Bundesverkehrsminister Alexander Dobrindt ruft jetzt eine Ethikkommission für das automatisierte Fahren ins Leben, die schon in Kürze ihre Arbeit aufnehmen soll. Das Gremium wird vom ehemaligen Bundesverfassungsrichter Udo di Fabio geleitet und soll einen rechtlichen Rahmen entwickeln, nach dem sich von Computer gesteuerte Autos in Gefahrensituationen verhalten müssen und „an dem sich Programmierer orientieren können“, sagte Dobrindt der Wirtschaftswoche. „Klar ist: Sachschaden geht immer vor Personenschaden. Außerdem darf es keine Klassifizierung von Personen zum Beispiel nach Größe, Alter oder ähnlichem geben.“Zudem kündigte der Verkehrsminister ein Gesetz für das automatisierte Fahren an, um Verhaltensregeln und Zuständigkeiten im Schadensfall festzuschreiben. „Wir setzen den Computer gleich mit dem menschlichen Fahrer“, so Dobrindt.

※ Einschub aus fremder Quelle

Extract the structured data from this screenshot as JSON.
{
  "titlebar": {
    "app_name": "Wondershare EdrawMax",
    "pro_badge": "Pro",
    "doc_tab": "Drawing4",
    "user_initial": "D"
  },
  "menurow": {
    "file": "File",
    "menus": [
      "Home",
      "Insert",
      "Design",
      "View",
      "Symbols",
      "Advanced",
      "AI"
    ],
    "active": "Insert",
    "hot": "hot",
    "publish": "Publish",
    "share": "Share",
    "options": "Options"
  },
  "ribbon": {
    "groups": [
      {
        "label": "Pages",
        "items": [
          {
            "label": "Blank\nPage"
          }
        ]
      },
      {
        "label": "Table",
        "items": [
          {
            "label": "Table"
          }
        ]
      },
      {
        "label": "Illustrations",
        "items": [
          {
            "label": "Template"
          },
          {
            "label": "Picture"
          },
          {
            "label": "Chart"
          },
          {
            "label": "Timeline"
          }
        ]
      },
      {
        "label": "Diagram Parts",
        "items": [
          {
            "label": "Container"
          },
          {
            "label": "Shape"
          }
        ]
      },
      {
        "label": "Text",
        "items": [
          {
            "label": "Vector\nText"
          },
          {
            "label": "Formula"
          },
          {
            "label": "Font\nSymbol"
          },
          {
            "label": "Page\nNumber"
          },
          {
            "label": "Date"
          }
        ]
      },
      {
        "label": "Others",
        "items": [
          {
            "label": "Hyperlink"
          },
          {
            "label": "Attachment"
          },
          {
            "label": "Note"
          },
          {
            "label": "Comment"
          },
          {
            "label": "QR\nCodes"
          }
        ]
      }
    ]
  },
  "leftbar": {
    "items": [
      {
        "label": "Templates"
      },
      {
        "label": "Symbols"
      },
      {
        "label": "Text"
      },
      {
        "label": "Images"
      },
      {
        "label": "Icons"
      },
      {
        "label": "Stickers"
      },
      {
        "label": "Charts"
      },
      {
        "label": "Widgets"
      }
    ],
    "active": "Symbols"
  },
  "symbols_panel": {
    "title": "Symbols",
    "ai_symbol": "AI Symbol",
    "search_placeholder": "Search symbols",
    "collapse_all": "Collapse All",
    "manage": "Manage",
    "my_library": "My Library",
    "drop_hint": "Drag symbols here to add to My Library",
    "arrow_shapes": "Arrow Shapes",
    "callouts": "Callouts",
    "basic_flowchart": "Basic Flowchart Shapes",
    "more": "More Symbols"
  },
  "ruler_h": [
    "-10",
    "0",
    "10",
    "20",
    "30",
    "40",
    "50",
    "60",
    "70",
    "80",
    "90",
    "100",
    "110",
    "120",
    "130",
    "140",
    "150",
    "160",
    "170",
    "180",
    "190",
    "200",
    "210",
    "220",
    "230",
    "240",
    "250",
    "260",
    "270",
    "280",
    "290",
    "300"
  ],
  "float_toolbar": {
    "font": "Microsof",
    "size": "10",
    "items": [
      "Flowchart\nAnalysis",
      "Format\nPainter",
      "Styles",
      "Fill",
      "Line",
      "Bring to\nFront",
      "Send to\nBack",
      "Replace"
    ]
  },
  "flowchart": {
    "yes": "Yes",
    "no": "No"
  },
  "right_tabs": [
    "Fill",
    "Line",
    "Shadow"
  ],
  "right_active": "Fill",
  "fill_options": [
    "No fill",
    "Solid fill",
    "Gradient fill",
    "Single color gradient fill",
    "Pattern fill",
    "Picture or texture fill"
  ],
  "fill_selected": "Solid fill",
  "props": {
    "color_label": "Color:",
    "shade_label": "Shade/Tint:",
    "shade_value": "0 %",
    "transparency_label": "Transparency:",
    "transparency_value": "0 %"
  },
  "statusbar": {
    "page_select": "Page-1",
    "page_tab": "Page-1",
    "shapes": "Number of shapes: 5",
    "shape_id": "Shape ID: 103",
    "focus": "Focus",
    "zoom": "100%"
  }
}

Damit werde eine zentrale Haftungsfrage gelöst. „Der Fahrer darf also die Hände vom Lenker nehmen, dabei ein Buch lesen oder E-Mails checken. Wenn etwas passiert, haftet der Hersteller.“ Eine Blackbox im Auto soll die Fahrsituationen speichern und für den Fall eines Unfalls feststellen, wer gefahren ist und wer für Fehler verantwortlich ist – der Fahrer oder der Computer.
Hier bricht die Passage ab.